雨水打在刀上,把那东西冲淡了,可郑伯庸看得清清楚楚——那是血。
是人血。
郑伯庸的心脏猛地一缩,像是被一只无形的手狠狠攥住了。
他的大脑在这一瞬间变得前所未有的清醒,三十年官场生涯练就的反应速度让他立刻做出了判断——跑!
可还没等他做出任何动作,那把刀就已经到了他的面前。
黑衣人的速度太快了,快到郑伯庸的眼睛根本就追不上他的动作。
他只看到一道寒光闪过,然后脖子上一凉,像是被什么东西轻轻碰了一下。
他低下头,看到自己的脖子上开了一道口子,鲜血正从那道口子里喷涌而出。
那血是鲜红的,热乎乎的,在雨夜里看起来有一种说不出的诡异的美感。
他想说话,想喊人,想叫人救命,可他的喉咙已经被切断了一半,声带再也发不出任何声音了。

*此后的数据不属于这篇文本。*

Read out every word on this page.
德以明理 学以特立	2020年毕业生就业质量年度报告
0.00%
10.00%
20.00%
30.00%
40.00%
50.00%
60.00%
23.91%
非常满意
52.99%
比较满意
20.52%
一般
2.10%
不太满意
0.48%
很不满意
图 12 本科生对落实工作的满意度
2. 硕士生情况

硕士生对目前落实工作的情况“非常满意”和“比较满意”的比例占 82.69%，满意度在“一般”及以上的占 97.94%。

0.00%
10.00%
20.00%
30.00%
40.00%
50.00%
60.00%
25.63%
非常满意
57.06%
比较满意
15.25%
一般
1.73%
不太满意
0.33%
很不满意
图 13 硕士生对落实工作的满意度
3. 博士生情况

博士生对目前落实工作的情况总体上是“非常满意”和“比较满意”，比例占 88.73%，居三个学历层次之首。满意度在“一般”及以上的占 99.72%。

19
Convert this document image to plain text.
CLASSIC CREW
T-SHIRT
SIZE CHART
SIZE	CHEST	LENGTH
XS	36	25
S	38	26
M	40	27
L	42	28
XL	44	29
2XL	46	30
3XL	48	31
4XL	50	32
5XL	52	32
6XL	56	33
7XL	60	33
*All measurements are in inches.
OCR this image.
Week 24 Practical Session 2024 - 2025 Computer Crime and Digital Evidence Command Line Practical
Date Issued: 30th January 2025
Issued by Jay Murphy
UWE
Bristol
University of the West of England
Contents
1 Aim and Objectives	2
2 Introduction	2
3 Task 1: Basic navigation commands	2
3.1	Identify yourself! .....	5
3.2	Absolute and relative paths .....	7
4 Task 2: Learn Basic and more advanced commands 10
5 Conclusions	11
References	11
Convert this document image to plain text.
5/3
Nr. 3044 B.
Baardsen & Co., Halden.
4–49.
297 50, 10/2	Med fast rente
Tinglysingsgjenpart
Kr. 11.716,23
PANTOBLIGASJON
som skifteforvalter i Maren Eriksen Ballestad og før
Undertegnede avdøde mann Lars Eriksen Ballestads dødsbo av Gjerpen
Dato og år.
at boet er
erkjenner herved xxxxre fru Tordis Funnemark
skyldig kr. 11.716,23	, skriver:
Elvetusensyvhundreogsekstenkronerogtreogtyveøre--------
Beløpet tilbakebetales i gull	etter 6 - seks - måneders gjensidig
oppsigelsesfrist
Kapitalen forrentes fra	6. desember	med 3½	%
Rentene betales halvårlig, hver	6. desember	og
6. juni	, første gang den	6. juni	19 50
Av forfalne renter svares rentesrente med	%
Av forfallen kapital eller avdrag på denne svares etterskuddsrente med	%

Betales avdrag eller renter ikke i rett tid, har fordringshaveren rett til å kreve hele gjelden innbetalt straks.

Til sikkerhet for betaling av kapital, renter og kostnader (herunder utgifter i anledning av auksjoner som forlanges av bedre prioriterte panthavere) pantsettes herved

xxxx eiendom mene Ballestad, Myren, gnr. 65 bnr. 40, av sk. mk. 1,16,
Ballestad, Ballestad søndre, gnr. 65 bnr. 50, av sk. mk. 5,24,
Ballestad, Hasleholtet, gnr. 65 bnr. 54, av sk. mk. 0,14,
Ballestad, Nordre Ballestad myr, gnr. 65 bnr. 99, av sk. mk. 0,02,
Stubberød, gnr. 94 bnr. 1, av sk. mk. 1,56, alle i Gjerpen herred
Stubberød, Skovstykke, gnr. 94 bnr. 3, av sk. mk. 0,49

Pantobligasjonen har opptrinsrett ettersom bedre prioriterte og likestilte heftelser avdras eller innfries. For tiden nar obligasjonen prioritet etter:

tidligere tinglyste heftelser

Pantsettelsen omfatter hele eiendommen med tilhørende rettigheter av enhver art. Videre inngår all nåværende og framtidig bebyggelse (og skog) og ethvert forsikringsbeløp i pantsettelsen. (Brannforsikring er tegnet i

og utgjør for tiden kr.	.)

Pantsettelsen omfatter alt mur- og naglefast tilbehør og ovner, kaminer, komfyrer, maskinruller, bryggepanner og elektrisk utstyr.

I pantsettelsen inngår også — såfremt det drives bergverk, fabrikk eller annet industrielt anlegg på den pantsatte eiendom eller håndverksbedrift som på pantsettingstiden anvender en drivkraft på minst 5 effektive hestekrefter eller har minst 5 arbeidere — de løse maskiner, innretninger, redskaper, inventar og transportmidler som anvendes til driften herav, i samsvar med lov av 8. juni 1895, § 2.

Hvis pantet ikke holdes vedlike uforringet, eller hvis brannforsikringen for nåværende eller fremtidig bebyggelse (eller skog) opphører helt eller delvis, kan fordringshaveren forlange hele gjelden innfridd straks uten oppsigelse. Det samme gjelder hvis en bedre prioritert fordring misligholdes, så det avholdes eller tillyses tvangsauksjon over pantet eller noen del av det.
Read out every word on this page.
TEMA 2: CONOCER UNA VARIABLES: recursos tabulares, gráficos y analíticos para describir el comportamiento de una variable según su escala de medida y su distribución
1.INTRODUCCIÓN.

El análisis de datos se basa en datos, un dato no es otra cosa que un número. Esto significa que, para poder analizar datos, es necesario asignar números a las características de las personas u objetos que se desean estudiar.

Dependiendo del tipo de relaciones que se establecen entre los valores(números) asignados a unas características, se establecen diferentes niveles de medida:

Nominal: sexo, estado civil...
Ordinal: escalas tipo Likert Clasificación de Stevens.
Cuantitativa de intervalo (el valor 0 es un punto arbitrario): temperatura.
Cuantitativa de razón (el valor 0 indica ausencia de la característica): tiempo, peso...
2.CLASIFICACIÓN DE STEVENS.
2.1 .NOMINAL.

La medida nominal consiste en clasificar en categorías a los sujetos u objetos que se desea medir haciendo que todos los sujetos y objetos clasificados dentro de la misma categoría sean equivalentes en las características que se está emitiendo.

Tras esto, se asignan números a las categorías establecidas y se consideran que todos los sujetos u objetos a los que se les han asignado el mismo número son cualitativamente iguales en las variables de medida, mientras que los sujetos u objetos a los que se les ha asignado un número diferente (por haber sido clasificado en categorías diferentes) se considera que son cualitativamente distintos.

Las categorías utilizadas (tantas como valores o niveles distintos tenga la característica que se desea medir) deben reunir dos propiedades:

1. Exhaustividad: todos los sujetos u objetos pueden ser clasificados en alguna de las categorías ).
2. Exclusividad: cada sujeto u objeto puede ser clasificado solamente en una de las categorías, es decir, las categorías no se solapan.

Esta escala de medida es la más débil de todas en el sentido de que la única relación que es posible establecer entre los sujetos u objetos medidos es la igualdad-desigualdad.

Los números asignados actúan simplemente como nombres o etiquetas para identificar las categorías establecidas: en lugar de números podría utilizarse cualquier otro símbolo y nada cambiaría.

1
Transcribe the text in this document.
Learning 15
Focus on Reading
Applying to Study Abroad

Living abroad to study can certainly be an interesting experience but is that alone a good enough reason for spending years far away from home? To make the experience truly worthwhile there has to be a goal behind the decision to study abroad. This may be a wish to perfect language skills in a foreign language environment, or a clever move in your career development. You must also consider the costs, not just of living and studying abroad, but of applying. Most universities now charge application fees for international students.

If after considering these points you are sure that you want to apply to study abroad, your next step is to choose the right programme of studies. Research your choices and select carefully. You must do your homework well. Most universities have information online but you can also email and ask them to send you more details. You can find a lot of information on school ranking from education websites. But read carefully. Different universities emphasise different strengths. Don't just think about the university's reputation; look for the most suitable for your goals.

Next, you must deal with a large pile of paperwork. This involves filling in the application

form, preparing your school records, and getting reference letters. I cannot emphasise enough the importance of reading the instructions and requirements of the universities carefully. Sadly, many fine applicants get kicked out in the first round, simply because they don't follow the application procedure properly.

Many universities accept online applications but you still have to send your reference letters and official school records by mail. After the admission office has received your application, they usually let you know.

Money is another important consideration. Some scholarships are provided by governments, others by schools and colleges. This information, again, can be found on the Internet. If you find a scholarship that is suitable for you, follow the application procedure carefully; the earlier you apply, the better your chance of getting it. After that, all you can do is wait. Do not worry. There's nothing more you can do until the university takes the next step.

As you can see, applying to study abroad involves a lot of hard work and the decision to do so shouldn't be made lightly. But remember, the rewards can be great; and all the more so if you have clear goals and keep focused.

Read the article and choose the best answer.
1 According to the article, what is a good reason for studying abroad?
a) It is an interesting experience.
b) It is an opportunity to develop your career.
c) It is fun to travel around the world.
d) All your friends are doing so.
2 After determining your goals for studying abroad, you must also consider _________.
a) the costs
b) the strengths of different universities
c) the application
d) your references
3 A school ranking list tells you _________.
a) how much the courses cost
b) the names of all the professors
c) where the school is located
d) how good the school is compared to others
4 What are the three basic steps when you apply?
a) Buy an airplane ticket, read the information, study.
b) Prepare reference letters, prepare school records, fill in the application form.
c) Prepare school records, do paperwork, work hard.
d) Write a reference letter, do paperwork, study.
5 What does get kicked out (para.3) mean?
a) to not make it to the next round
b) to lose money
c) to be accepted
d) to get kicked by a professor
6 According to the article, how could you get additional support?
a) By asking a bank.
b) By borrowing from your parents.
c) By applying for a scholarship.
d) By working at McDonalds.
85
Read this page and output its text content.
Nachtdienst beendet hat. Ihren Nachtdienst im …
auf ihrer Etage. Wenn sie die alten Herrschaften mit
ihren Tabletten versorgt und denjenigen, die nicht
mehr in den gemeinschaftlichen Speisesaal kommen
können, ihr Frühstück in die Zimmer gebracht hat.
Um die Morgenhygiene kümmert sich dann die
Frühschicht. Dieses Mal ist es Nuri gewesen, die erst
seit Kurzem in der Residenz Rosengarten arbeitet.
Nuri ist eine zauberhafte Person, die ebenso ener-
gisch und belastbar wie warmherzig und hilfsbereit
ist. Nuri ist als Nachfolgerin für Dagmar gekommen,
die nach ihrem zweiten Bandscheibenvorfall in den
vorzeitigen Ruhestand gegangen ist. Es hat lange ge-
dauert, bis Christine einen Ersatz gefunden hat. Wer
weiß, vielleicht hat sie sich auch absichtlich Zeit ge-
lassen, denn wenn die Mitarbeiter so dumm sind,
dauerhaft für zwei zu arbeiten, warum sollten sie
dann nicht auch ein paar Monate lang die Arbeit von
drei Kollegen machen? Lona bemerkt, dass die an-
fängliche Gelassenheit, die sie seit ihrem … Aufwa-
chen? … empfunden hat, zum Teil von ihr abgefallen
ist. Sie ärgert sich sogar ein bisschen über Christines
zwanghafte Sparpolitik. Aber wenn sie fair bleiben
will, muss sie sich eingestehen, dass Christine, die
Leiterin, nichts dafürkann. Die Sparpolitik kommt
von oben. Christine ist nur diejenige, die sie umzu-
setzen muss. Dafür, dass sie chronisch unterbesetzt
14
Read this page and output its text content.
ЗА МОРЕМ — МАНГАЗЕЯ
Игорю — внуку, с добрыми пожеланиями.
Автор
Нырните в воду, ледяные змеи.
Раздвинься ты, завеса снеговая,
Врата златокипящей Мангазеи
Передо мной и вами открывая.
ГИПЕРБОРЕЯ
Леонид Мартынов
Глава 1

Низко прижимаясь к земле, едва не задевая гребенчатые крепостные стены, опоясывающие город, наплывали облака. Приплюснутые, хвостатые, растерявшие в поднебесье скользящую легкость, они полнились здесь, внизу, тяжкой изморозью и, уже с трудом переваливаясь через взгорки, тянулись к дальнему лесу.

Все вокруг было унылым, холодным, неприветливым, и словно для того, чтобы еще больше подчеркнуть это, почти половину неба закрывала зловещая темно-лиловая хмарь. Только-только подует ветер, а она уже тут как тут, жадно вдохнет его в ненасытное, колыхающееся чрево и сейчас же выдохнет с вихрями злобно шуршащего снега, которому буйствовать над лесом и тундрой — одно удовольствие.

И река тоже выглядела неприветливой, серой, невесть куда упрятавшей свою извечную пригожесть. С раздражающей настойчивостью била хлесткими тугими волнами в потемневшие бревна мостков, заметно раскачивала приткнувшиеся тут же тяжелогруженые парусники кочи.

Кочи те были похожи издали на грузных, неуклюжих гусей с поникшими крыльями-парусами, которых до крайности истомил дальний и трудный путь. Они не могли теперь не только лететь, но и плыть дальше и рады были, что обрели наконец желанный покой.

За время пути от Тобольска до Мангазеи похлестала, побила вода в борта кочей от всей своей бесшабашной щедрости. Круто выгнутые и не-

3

他的嘴张着,像一条被扔上岸的鱼,徒劳地一张一合,却发不出任何音节。
他的身体慢慢地倒了下去。
在倒下去的那一瞬间,他的脑子还在飞速地运转着。
他想到了很多东西——想到自己的儿子还躺在医院里,想到郑家几百年的基业就要断送在自己手里了,想到今天白天自己还在书房里谋划着怎么报复那帮混混,想到自己这一辈子风风光光、不可一世,到头来却连自己是怎么死的都不知道。
他还想到了霄云公爷。
他想,也许从一开始,他就不该说出那句话。
“不是他撞的。”
这四个字,要了他的命。
郑伯庸的身体重重地摔在了地上,溅起一片水花。
他的眼睛还睁着,直直地望着天空,望着夜空中落下的无边无际的雨。
鲜血从他脖子上的伤口里汩汩地流出来,和雨水混在一起,很快就染红了一大片地面。
自始至终,他没有说出一个字。
不到十分钟,战斗就结束了。
不是战斗,是屠杀。
赵铁山带着人在郑府里又快速搜查了一遍,确认每一个角落都搜查过了,每一个活口都清理干净了。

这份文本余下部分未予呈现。